Başbakan, epeydir, kendisini iktidarda görmek istemeyen ABD/Batı karşısında, “kamp değiştirme” seçeneğini geliştiriyor. Şanghay Beşlisi bu bağlamda gündeme geldi, Türkiye’yi gözlemci statüsüne soktu. RTE hatta Putin’e, resmen bizi alın dedi. RTE, otoriter/diktatoryal yönetim biçimini, Şanghay Beşlisi ve bu bağlamda Avrasya seçeneği ile sorunsuz sürdüreceğine inanıyor.
Şimdi bir soru: Jöleli’yi (Yiğit Bulut) danışman olarak neden ve niye aldı? O kadar adam varken yağlayıp bağlayan... Jöleli, RTE’yi yerden yere vururken iktidara yakın gazetelere ve televizyonlara geçince saf değiştirdi ve RTE’yi sevdi. Onun üzerine teoriler, büyük ve güçlü Türkiye masalları inşa etmeye başladı. Yeni Osmanlıcılık yayılmacı politikaları destekledi, alt emperyalist teoriler geliştirdi...
Jöleli, MHP’ye yakındı, milletvekili bile olmayı bekledi; ekonomide ulusal gelişmeye destek verirdi... Yabancıların Borsa vb ile Türkiye’yi nasıl soyduğunu çıktığı programlarda anlatır ve yazılar döktürürdü! Ve bu tutumuyla da medya ve geniş çevrelerde “ulusalcı” olarak tanındı.
RTE’nin Jöleli’yi baş danışmanları arasına katması, onu dış toplantılara da (Berlin’e mesela) götürmeye başlaması, aslında “Batı’dan kopuşu” veya Batı’dan dışlanması ile benzer zamanlara denk gelir. RTE, dolar krizinde faizi artıralım diyen Babacan’a “Ama Yiğit öyle söylemiyor” demektedir!
Yiğit Bulut, yeni döneminde RTE’nin beslendiği düşünce deposudur!
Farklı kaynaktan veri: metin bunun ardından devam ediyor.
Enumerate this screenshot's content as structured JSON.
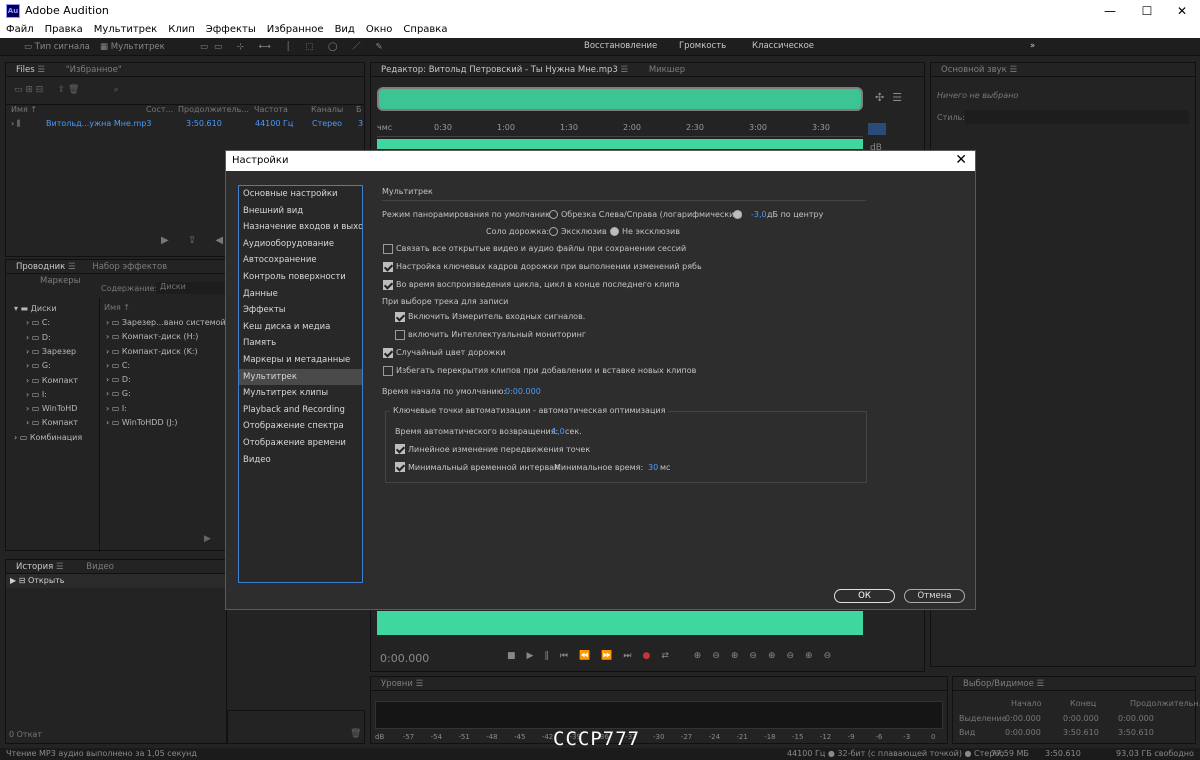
{
  "app": {
    "title": "Adobe Audition",
    "logo": "Au"
  },
  "menu": [
    "Файл",
    "Правка",
    "Мультитрек",
    "Клип",
    "Эффекты",
    "Избранное",
    "Вид",
    "Окно",
    "Справка"
  ],
  "toolbar": {
    "waveform_label": "Тип сигнала",
    "multitrack_label": "Мультитрек",
    "workspaces": [
      "Восстановление",
      "Громкость",
      "Классическое"
    ]
  },
  "files_panel": {
    "tabs": [
      "Files",
      "\"Избранное\""
    ],
    "columns": [
      "Имя ↑",
      "Сост...",
      "Продолжитель...",
      "Частота",
      "Каналы",
      "Б"
    ],
    "row": {
      "name": "Витольд...ужна Мне.mp3",
      "duration": "3:50.610",
      "rate": "44100 Гц",
      "channels": "Стерео",
      "bits": "3"
    }
  },
  "editor": {
    "tab": "Редактор: Витольд Петровский - Ты Нужна Мне.mp3",
    "mixer_tab": "Микшер",
    "timeline": [
      "чмс",
      "0:30",
      "1:00",
      "1:30",
      "2:00",
      "2:30",
      "3:00",
      "3:30"
    ],
    "db_label": "dB",
    "time": "0:00.000"
  },
  "essential": {
    "title": "Основной звук",
    "nothing": "Ничего не выбрано",
    "style_label": "Стиль:"
  },
  "browser": {
    "tabs": [
      "Проводник",
      "Набор эффектов",
      "Маркеры"
    ],
    "content_label": "Содержание:",
    "content_value": "Диски",
    "col_name": "Имя ↑",
    "tree": [
      "Диски",
      "C:",
      "D:",
      "Зарезер",
      "G:",
      "Компакт",
      "I:",
      "WinToHD",
      "Компакт",
      "Комбинация"
    ],
    "list": [
      "Зарезер...вано системой",
      "Компакт-диск (H:)",
      "Компакт-диск (K:)",
      "C:",
      "D:",
      "G:",
      "I:",
      "WinToHDD (J:)"
    ]
  },
  "history": {
    "tabs": [
      "История",
      "Видео"
    ],
    "item": "Открыть",
    "undo": "0 Откат"
  },
  "levels": {
    "title": "Уровни",
    "scale": [
      "dB",
      "-57",
      "-54",
      "-51",
      "-48",
      "-45",
      "-42",
      "-39",
      "-36",
      "-33",
      "-30",
      "-27",
      "-24",
      "-21",
      "-18",
      "-15",
      "-12",
      "-9",
      "-6",
      "-3",
      "0"
    ]
  },
  "selection": {
    "title": "Выбор/Видимое",
    "cols": [
      "Начало",
      "Конец",
      "Продолжительн..."
    ],
    "rows": [
      {
        "label": "Выделение",
        "vals": [
          "0:00.000",
          "0:00.000",
          "0:00.000"
        ]
      },
      {
        "label": "Вид",
        "vals": [
          "0:00.000",
          "3:50.610",
          "3:50.610"
        ]
      }
    ]
  },
  "statusbar": {
    "left": "Чтение MP3 аудио выполнено за 1,05 секунд",
    "format": "44100 Гц ● 32-бит (с плавающей точкой) ● Стерео",
    "size": "77,59 МБ",
    "duration": "3:50.610",
    "free": "93,03 ГБ свободно"
  },
  "watermark": "CCCP777",
  "dialog": {
    "title": "Настройки",
    "categories": [
      "Основные настройки",
      "Внешний вид",
      "Назначение входов и выходов",
      "Аудиооборудование",
      "Автосохранение",
      "Контроль поверхности",
      "Данные",
      "Эффекты",
      "Кеш диска и медиа",
      "Память",
      "Маркеры и метаданные",
      "Мультитрек",
      "Мультитрек клипы",
      "Playback and Recording",
      "Отображение спектра",
      "Отображение времени",
      "Видео"
    ],
    "selected_index": 11,
    "section": "Мультитрек",
    "pan_mode_label": "Режим панорамирования по умолчанию:",
    "pan_option1": "Обрезка Слева/Справа (логарифмический)",
    "pan_option2_value": "-3,0",
    "pan_option2_suffix": "дБ по центру",
    "solo_label": "Соло дорожка:",
    "solo_option1": "Эксклюзив",
    "solo_option2": "Не эксклюзив",
    "cb_link": "Связать все открытые видео и аудио файлы при сохранении сессий",
    "cb_keyframes": "Настройка ключевых кадров дорожки при выполнении изменений рябь",
    "cb_loop": "Во время воспроизведения цикла, цикл в конце последнего клипа",
    "record_label": "При выборе трека для записи",
    "cb_meter": "Включить Измеритель входных сигналов.",
    "cb_smart": "включить Интеллектуальный мониторинг",
    "cb_color": "Случайный цвет дорожки",
    "cb_overlap": "Избегать перекрытия клипов при добавлении и вставке новых клипов",
    "start_label": "Время начала по умолчанию:",
    "start_value": "0:00.000",
    "auto_group": "Ключевые точки автоматизации - автоматическая оптимизация",
    "return_label": "Время автоматического возвращения:",
    "return_value": "1,0",
    "return_unit": "сек.",
    "cb_linear": "Линейное изменение передвижения точек",
    "cb_min": "Минимальный временной интервал",
    "min_time_label": "Минимальное время:",
    "min_time_value": "30",
    "min_time_unit": "мс",
    "ok": "ОК",
    "cancel": "Отмена"
  }
}
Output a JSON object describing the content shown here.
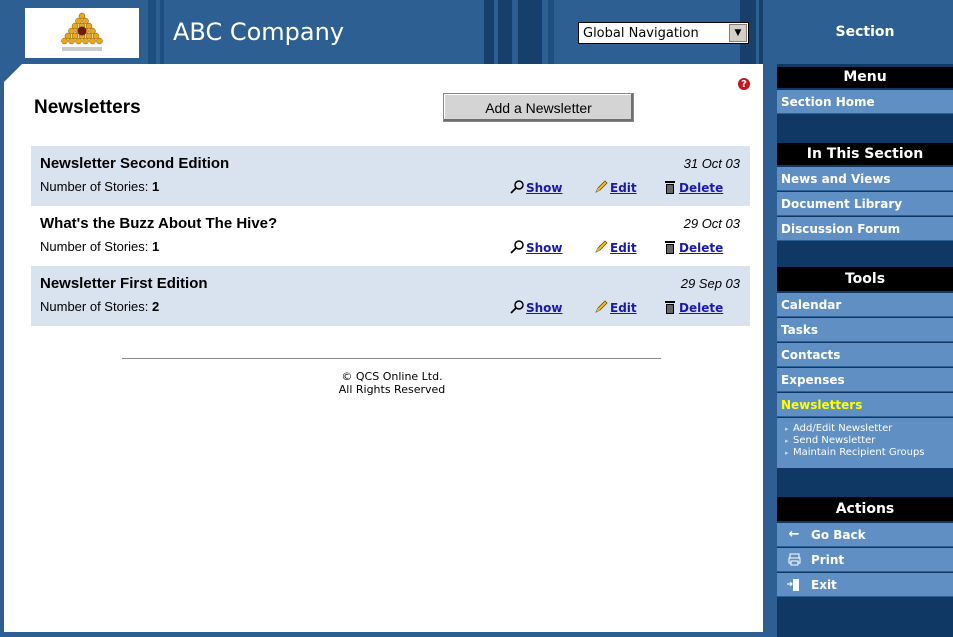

Kopuşun getirdiği: Silivri çöküşü 

Bu yeni dönemin dışavuran karakteristik özelliklerinden biri, şüphesiz ki Silivri davalarının sonlandırılmasıdır.
RTE, cemaatten kopuşla birlikte bu davalardan da koptu. Cemaatten kopuşu ile Batı’dan kopuşu ve ılımlı İslam projelerinin sona ermesi, hepsi birbiriyle bağlıdır. Cemaat ve Batı’dan kopunca, Silivri davalarının (Ergenekon ve Balyoz’u) sürdürmesinin zerre kadar bir anlamı kalmadı. Bunlar tamamen uydurulmuş siyasi davalardı!
Bakıyorum bazı yandaş yazarlara hâlâ Ergenekon suçlarından falan bahsetmiyor mu! (Ali Bayramoğlu gibiler)... Gülüyorum; zerre kadar olayla yakınlık kuramamışlar ve hâlâ ciddi ciddi retoriklerini sürdürüyorlar! Devre dışı kaldıklarının, aslında kendilerine verilen görevlerin sona erdiğinin farkında bile değiller... Hey! Siyaset değişti!
Birileri kulaklarına bişiler söylesin! Bu işi en iyi Yiğit Bulut yapabilir!

RTE - ordu ittifakı 

RTE’nin yeni politikası, yeni ittifaklar gerektirir. Şüphesiz ki TSK kaçınılmaz baş müttefiktir. Ordunun desteğini almadan bu dönüşümü yapması mümkün değil. Ordu hazır. Çünkü, kendisine kurulan kumpasın arkasında Amerikalıların olduğunu biliyor artık! Cemaat-ABD-AKP ortaklığının, ilk iki kanadı çözülünce, geriye AKP - ordu ortaklığı zorunlu olarak da kalır.
Balyoz ve Ergenekon davalarında yargılanan subaylarda, büyük bir ulusal uyanış-dönüşüm var. Kitaplarına bakın. Aslında bu geç bir uyanış; ordunun ipini ABD somut olarak 2003’te Irak’ta subayların başına çuvalları geçirerek çekti... TSK, NATO ordusu olma tercihini çöpe atıyor gibi?
Dün yayılan bir haber (Habertürk) ilginçtir: TSK artık ABD’ye yetiştirilmek için öğrenci-subay (ünlü West Point’e) göndermeyecek, Güney Kore ve Çin’e gönderecek!
RTE ile Ordu arasında bu buluşmanın şartlarından biri de orduya kurulan bu kumpasın sahiplerinin bulunmasıdır. Şüphesiz RTE de canı gönülden buna hazırlanıyor. Hep yazdım, cemaat hakkında açılacak soruşturmalarda en büyük delil, Ergenekon ve Balyoz süreçleridir... Polisinden girerler, savcısından ve mahkemesinden çıkarlar!
Balyoz da birtakım haklı yasal durumlar ortaya konarak çökecektir. Cemaatin güdümündeki Yargıtay’ın da (özellikle 9. Dairesi) değişmesi gündeme gelecektir.
TSK ortaya çıkan yolsuzluk-rüşvet olaylarını yutar mı? En azından öncelikli mesele onlar açısından yolsuzluk olmadığı, bu zaten muhalefet partilerinin ve yargının sorunu olduğu açıktır. Peki sonrası?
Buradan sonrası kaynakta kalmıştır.